I wish I could report that this trend has finally reversed but that is not the case. As critical facilities started to pursue better energy efficiencies and lower their utility bills, they have continued to introduce even more complexities. Free-cooling “economizer” solutions, full “hot/cold aisle” containment, and rack/row-level HVAC controls are clear examples of where new complexities are being overlaid upon the “tier” related complex topologies. New data hall temperature control strategies use “artificial intelligence” to “teach” each computer room air conditioner/handler (CRAC/CRAH) how it influences the overall room cooling not only during normal operations, but during various failure scenarios as well as when the IT equipment deployment changes over time. In each case we seem to continue to rely more and more on the complex systems to perform continuously with less and less reliance on human intervention.

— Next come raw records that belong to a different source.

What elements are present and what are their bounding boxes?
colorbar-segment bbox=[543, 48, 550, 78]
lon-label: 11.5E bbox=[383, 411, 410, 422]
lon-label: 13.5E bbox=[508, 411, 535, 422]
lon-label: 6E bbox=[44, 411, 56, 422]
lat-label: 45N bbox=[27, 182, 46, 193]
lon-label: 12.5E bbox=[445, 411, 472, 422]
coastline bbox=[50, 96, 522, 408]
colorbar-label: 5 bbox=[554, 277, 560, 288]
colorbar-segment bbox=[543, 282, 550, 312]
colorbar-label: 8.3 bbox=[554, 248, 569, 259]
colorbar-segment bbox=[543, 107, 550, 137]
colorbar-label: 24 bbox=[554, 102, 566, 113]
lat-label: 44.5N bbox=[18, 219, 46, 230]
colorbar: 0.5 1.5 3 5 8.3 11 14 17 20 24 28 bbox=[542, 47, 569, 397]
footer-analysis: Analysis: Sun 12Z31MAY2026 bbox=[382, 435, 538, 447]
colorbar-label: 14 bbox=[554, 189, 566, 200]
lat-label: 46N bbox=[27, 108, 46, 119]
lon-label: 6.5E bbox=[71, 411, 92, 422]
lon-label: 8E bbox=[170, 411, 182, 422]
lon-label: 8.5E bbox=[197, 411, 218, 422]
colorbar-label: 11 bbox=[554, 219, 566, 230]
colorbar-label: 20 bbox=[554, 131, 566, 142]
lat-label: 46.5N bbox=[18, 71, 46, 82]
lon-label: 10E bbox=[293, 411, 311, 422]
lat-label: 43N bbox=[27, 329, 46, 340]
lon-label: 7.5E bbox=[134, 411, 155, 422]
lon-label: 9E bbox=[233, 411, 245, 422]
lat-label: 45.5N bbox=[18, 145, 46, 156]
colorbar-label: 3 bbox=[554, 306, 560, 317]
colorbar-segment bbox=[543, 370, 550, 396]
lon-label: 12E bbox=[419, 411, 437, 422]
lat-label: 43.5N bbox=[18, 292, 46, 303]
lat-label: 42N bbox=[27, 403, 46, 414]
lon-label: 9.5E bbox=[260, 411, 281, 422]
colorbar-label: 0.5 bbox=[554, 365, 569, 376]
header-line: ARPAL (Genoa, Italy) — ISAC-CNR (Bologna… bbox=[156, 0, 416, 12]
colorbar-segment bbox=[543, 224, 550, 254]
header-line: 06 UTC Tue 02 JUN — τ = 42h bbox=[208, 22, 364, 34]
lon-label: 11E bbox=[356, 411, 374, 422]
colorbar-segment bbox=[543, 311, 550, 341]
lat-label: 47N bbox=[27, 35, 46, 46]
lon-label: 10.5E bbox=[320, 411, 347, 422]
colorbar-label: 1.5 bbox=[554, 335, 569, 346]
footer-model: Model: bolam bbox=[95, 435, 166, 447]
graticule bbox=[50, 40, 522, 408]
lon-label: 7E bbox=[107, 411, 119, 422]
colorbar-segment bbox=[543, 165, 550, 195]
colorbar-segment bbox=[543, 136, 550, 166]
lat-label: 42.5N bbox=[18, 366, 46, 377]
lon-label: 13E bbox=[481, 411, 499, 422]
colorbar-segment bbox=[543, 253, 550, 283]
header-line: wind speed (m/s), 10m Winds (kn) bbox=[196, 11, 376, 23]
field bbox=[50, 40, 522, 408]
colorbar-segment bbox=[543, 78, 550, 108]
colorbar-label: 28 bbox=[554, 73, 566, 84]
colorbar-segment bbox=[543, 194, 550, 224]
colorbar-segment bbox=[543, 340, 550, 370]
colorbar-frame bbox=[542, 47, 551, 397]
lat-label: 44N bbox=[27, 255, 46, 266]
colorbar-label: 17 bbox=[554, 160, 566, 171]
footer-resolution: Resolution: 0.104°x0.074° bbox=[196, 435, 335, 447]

The Achilles Heel is that when the infrastructure fails to perform as expected, the emergency responders require higher technical expertise to the point of becoming specialists, and very few sites have the necessary specialists on staff. For those of us who are involved with the startup and acceptance testing of these highly complex sites and systems, we are starting to see that even the manufacturers, vendors, and local technical representatives are being challenged in keeping fully abreast and competent in understanding and delivering optimized system performance for their products. There is still much wisdom in the well-known phrase “keep it simple,” especially when your goal is to provide continuous operations through high reliability.